The sad paradox in the way city government and business leaders see development is that the net effect could ultimately be to drive away the young, creative sorts of people it covets, who tend to consider things like green space when looking to take root, and who don’t take kindly to highway noise and exhaust seeping in their bedroom windows, however gentrified they may be. The simple fact is that transportation — and by extension life, it could be said — is changing, and Louisville can either ride the rail into the future or sink in the concrete boots of yesteryear.


There is an official light-rail study for Louisville being managed by TARC, Clare said; however, in light of the Project, it’s been put on hold.

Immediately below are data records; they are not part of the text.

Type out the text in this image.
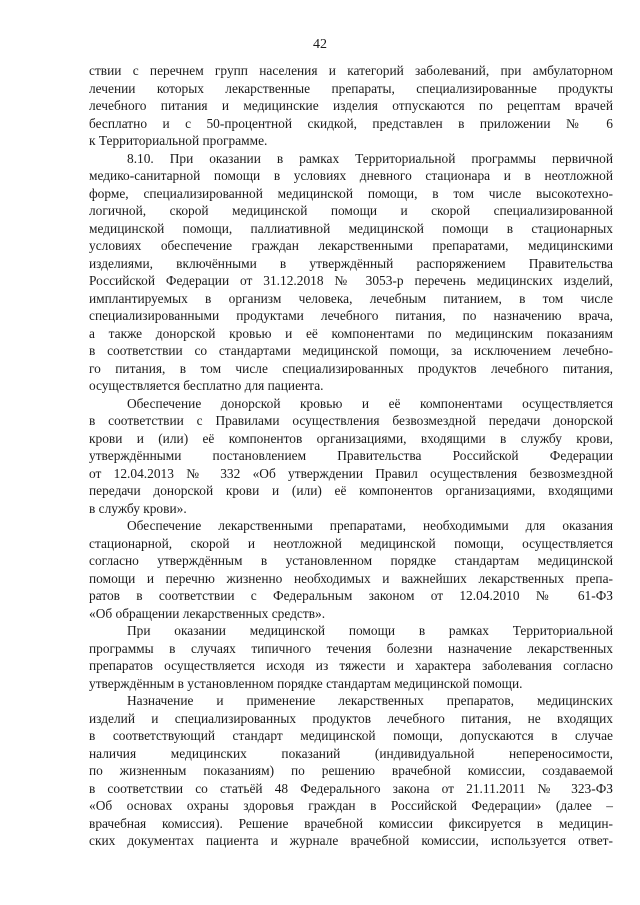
42
ствии с перечнем групп населения и категорий заболеваний, при амбулаторном
лечении которых лекарственные препараты, специализированные продукты
лечебного питания и медицинские изделия отпускаются по рецептам врачей
бесплатно и с 50-процентной скидкой, представлен в приложении № 6
к Территориальной программе.
8.10. При оказании в рамках Территориальной программы первичной
медико-санитарной помощи в условиях дневного стационара и в неотложной
форме, специализированной медицинской помощи, в том числе высокотехно-
логичной, скорой медицинской помощи и скорой специализированной
медицинской помощи, паллиативной медицинской помощи в стационарных
условиях обеспечение граждан лекарственными препаратами, медицинскими
изделиями, включёнными в утверждённый распоряжением Правительства
Российской Федерации от 31.12.2018 № 3053-р перечень медицинских изделий,
имплантируемых в организм человека, лечебным питанием, в том числе
специализированными продуктами лечебного питания, по назначению врача,
а также донорской кровью и её компонентами по медицинским показаниям
в соответствии со стандартами медицинской помощи, за исключением лечебно-
го питания, в том числе специализированных продуктов лечебного питания,
осуществляется бесплатно для пациента.
Обеспечение донорской кровью и её компонентами осуществляется
в соответствии с Правилами осуществления безвозмездной передачи донорской
крови и (или) её компонентов организациями, входящими в службу крови,
утверждёнными постановлением Правительства Российской Федерации
от 12.04.2013 № 332 «Об утверждении Правил осуществления безвозмездной
передачи донорской крови и (или) её компонентов организациями, входящими
в службу крови».
Обеспечение лекарственными препаратами, необходимыми для оказания
стационарной, скорой и неотложной медицинской помощи, осуществляется
согласно утверждённым в установленном порядке стандартам медицинской
помощи и перечню жизненно необходимых и важнейших лекарственных препа-
ратов в соответствии с Федеральным законом от 12.04.2010 № 61-ФЗ
«Об обращении лекарственных средств».
При оказании медицинской помощи в рамках Территориальной
программы в случаях типичного течения болезни назначение лекарственных
препаратов осуществляется исходя из тяжести и характера заболевания согласно
утверждённым в установленном порядке стандартам медицинской помощи.
Назначение и применение лекарственных препаратов, медицинских
изделий и специализированных продуктов лечебного питания, не входящих
в соответствующий стандарт медицинской помощи, допускаются в случае
наличия медицинских показаний (индивидуальной непереносимости,
по жизненным показаниям) по решению врачебной комиссии, создаваемой
в соответствии со статьёй 48 Федерального закона от 21.11.2011 № 323-ФЗ
«Об основах охраны здоровья граждан в Российской Федерации» (далее –
врачебная комиссия). Решение врачебной комиссии фиксируется в медицин-
ских документах пациента и журнале врачебной комиссии, используется ответ-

Now, people are asking serious questions about the concrete mammoth about to lay claim to the riverfront. For instance:


• Do we honestly think ESPN will consider the Extreme Park — which will have a ramp 30-40 feet overhead — for its X-Games if 90 percent of the complex is underneath a highway?
“The planners of the Extreme Park knew there was a plan for the bridges,” Clare said. “It wasn’t settled how it would be designed .”
Clare said because the park is a concrete, hard-surface structure, it would blend naturally with the highway.
“If there was a park that could co-habitate with a ramp, it’s the Extreme Park.”
And:
• How, exactly, will encouraging the 100,000 or so cars traveling I-64 every day to bypass our city center foster downtown growth? Who wants to move downtown when you have almost 20 years of construction to cope with? Will the city make it up to Butchertown?
Sutherland said that although an attitude change may be afoot for American transportation, it’s important to respond to the highway system’s needs now.
Segrest thinks the system is flawed.
“ are meant to isolate people from the existing conditions of the social fabric of the place,” Segrest said. “We don’t have integration of any kind. We have gentrification, which gets rid of any diversity or variety we have in neighborhoods.”